An installation built with this philosophy in mind can be further simplified through the use of a shared storage solution. Unlike in the past, when shared storage systems were complex, hard to install, and confusing to manage – today’s systems are designed with average users in mind. If you are moderately tech savvy, you can get a 10GigE system up and running without the need for an IT staff.

At the day-job shop, we are running two systems – QNAP and LumaForge Jellyfish Rack. We use both for different reasons, but either system by itself is good for nearly any installation – especially Premiere Pro shops. If you are principally an FCPX shop, then Jellyfish will be the better option for you. A single ethernet cable to each workstation from a central server ‘closet’ is all that’s required for a massive amount of media storage available to every editor. No more shuffling hard drives, except to load location footage. Remember that shared storage allows for a distributed workflow. You can set up a simple Mac mini bay for assistant editors and general media management without the need to commandeer an edit suite for basic tasks.

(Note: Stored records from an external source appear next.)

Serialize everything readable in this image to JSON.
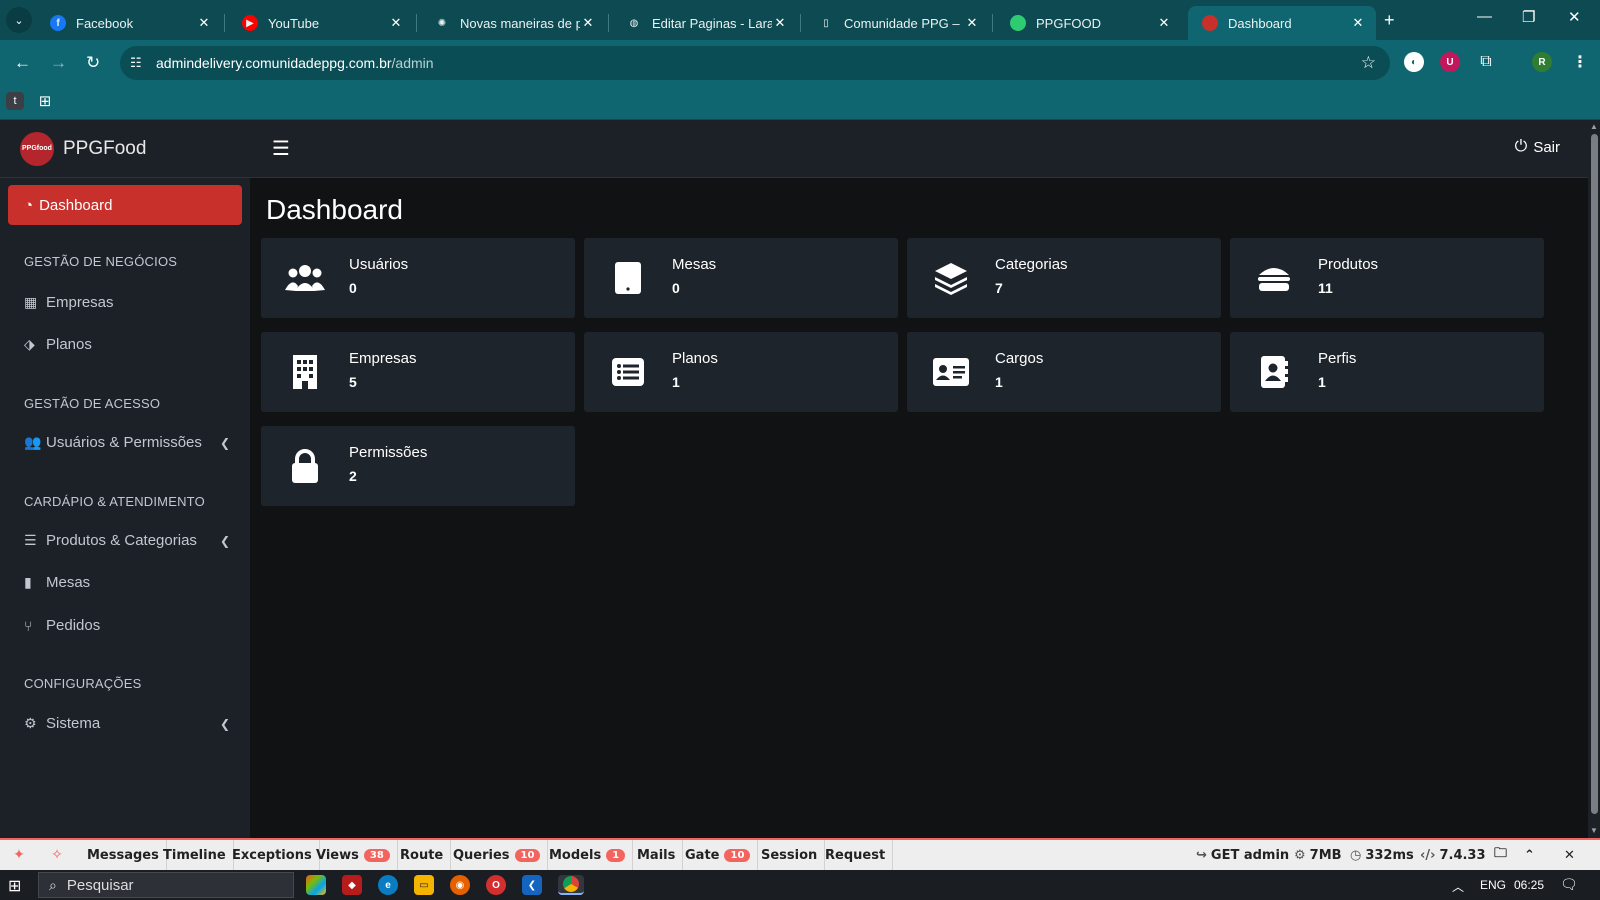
{
  "browser": {
    "tabs": [
      {
        "title": "Facebook",
        "favicon": "facebook-icon",
        "color": "#1877f2",
        "glyph": "f"
      },
      {
        "title": "YouTube",
        "favicon": "youtube-icon",
        "color": "#ff0000",
        "glyph": "▶"
      },
      {
        "title": "Novas maneiras de pro",
        "favicon": "openai-icon",
        "color": "#0d4a52",
        "glyph": "✺"
      },
      {
        "title": "Editar Paginas - Larave",
        "favicon": "globe-icon",
        "color": "#0d4a52",
        "glyph": "◍"
      },
      {
        "title": "Comunidade PPG – En",
        "favicon": "document-icon",
        "color": "#0d4a52",
        "glyph": "▯"
      },
      {
        "title": "PPGFOOD",
        "favicon": "ppgfood-icon",
        "color": "#2ecc71",
        "glyph": ""
      },
      {
        "title": "Dashboard",
        "favicon": "ppgfood-logo-icon",
        "color": "#c8302c",
        "glyph": "",
        "active": true
      }
    ],
    "url_domain": "admindelivery.comunidadeppg.com.br",
    "url_path": "/admin",
    "profile_initial": "R",
    "extension_initial": "U",
    "bookmark_initial": "t"
  },
  "sidebar": {
    "brand": {
      "name_prefix": "PPG",
      "name_suffix": "Food",
      "logo_text": "PPGfood"
    },
    "active_item": {
      "label": "Dashboard",
      "icon": "dashboard-icon"
    },
    "sections": [
      {
        "header": "GESTÃO DE NEGÓCIOS",
        "items": [
          {
            "label": "Empresas",
            "icon": "building-icon"
          },
          {
            "label": "Planos",
            "icon": "tags-icon"
          }
        ]
      },
      {
        "header": "GESTÃO DE ACESSO",
        "items": [
          {
            "label": "Usuários & Permissões",
            "icon": "users-cog-icon",
            "expandable": true
          }
        ]
      },
      {
        "header": "CARDÁPIO & ATENDIMENTO",
        "items": [
          {
            "label": "Produtos & Categorias",
            "icon": "hamburger-icon",
            "expandable": true
          },
          {
            "label": "Mesas",
            "icon": "tablet-icon"
          },
          {
            "label": "Pedidos",
            "icon": "utensils-icon"
          }
        ]
      },
      {
        "header": "CONFIGURAÇÕES",
        "items": [
          {
            "label": "Sistema",
            "icon": "cogs-icon",
            "expandable": true
          }
        ]
      }
    ]
  },
  "topbar": {
    "logout_label": "Sair"
  },
  "main": {
    "title": "Dashboard",
    "cards": [
      {
        "label": "Usuários",
        "value": "0",
        "icon": "users-icon"
      },
      {
        "label": "Mesas",
        "value": "0",
        "icon": "tablet-icon"
      },
      {
        "label": "Categorias",
        "value": "7",
        "icon": "layers-icon"
      },
      {
        "label": "Produtos",
        "value": "11",
        "icon": "hamburger-icon"
      },
      {
        "label": "Empresas",
        "value": "5",
        "icon": "building-icon"
      },
      {
        "label": "Planos",
        "value": "1",
        "icon": "list-icon"
      },
      {
        "label": "Cargos",
        "value": "1",
        "icon": "id-card-icon"
      },
      {
        "label": "Perfis",
        "value": "1",
        "icon": "address-book-icon"
      },
      {
        "label": "Permissões",
        "value": "2",
        "icon": "lock-icon"
      }
    ]
  },
  "debugbar": {
    "tabs": [
      {
        "label": "Messages"
      },
      {
        "label": "Timeline"
      },
      {
        "label": "Exceptions"
      },
      {
        "label": "Views",
        "badge": "38"
      },
      {
        "label": "Route"
      },
      {
        "label": "Queries",
        "badge": "10"
      },
      {
        "label": "Models",
        "badge": "1"
      },
      {
        "label": "Mails"
      },
      {
        "label": "Gate",
        "badge": "10"
      },
      {
        "label": "Session"
      },
      {
        "label": "Request"
      }
    ],
    "request": "GET admin",
    "memory": "7MB",
    "time": "332ms",
    "php_version": "7.4.33"
  },
  "taskbar": {
    "search_placeholder": "Pesquisar",
    "language": "ENG",
    "clock": "06:25"
  },
  "colors": {
    "accent": "#c8302c",
    "debug_accent": "#f4645f",
    "chrome": "#0f6670"
  }
}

You don’t have to look far to see that the assumptions of the past few decades in computer development and post-production facility design aren’t entirely valid any longer. Client interactions have changed and computer capabilities have improved. The need for all the extra add-ons and do-dads we thought we had to have is no longer essential. It’s no longer the driver for the way in which computers have to be built today.